How do you know when you’re wasting your time and energy with someone?
Whether it be a friendship or a relationship.
I feel like I should know the answer, I always tell you guys that I know something about a lot of the answers, and sometimes I probably do know the answer BUT putting it into practice is where I am failing. I admit it. fuck.
Reciprocation or lack thereof is likely the first place to channel into. Is this person on the same page as you? Are they contacting you first? Are they acknowledging your existence? OR are you doing all or most of the contacting? Doing all of most of the work? Sure everybody is busy, but even people who are busy can still take a second to make a person feel acknowledged, if they care to do so. Are you even on the same page? right? If somebody likes you you’ll know and if they don’t, you’ll be confused. God I hate living with confusion. I also am having a hard time verbalizing this outside of myself to those who need to hear it. Maybe its because I don’t want to know the truth. Don’t fool yourself, if the feelings are mutual the effort will be equal.
Communication is important, especially for developing relationships. Is it surface and based on sex? or does it have breadth and depth? Is there a connection at all? People confuse their desires for what is actually good for them and that leads to turmoil whether it be inner or outer; it is going to lead to pain.
(fucking listen, take the advice…. me to me)
Question yourself and I can’t stress this enough. You have to check-in with yourself as well and I have to do this ALL OF THE TIME. My past traumas and issues come out in various ways and I am trying to destroy those patterns every single day. It is tough for many reasons but every single day I try hard and that is what matters. You have to ask yourself if you are into this person for the right reasons? You have to realize if it is due to a surface attraction or soul connection…. and then you have to walk way from your ideas and expectations of it, especially if it doesn’t align with you. I wish I could take my own advice LOL well this helps me to work toward doing so, this helps to keep me accountable to myself.
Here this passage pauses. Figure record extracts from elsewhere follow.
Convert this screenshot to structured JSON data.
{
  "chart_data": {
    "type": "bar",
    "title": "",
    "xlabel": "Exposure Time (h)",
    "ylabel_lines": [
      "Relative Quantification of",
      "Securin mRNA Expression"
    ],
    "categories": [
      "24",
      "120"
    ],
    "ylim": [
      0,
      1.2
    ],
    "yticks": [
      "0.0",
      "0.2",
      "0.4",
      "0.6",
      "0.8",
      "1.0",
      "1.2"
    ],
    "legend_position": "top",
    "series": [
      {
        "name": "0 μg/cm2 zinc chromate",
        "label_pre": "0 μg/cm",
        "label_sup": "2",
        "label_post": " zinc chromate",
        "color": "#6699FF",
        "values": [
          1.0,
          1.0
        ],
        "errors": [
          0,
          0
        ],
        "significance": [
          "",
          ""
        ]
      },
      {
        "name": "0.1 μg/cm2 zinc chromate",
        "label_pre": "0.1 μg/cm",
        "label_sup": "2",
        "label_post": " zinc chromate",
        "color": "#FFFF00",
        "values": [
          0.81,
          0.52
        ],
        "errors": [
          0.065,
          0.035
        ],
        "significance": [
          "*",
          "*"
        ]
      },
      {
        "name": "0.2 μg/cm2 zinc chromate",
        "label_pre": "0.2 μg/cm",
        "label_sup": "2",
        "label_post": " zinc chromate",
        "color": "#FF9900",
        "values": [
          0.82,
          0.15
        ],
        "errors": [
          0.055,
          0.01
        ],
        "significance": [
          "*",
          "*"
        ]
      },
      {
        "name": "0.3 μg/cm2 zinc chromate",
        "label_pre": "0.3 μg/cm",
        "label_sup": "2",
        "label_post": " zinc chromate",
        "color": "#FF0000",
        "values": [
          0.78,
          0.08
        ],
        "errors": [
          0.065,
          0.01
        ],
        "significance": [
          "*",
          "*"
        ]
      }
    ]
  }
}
Its important to ask yourself if this current situation is a reflection of your past self, or is it in alignment with your higher self?
We should not be forcing conversations, friendships, relationships, situationships, nothing. And I have a tough time just trusting the process, I am not incredibly patient when I don’t know the outcome, because I am terrified. That’s another fun bonus of having anxiety and C-PTSD.
You have to be committed to your self love because if you aren’t you’ll lose every time and it’ll be harder to pick yourself back up every single time. You are worth putting first. The more you put yourself first, the more you will finally begin to receive from the universe what is meant to be yours. If you don’t commit to growth, you’ll end up in recycled relationships full of old patterns. You’ll be the fool every single time. You have to get tired of your bullshit and KNOW that you deserve the best! Some people never get to this point.
You need to decide to not be committed to your bullshit more than your growth. We need to ask ourselves as I need to ask myself, why can’t I just give to myself all of the love that I keep trying to give to others? And that doesn’t come with a fun answer. Truth is, you have to drop the things that aren’t good for you and focus on the things that fill up your own cup. I enjoy walking away from things that aren’t meant for me but that doesn’t mean that sometimes I don’t walk away while also kicking and screaming. But at least I walk away. So many things in life are a let down when your focus is outside of yourself. And it causes anxiety and stress that just isn’t worth it and can so be avoided. So I am working on that, today and always. Shifting my focus back to myself because that is what I can control.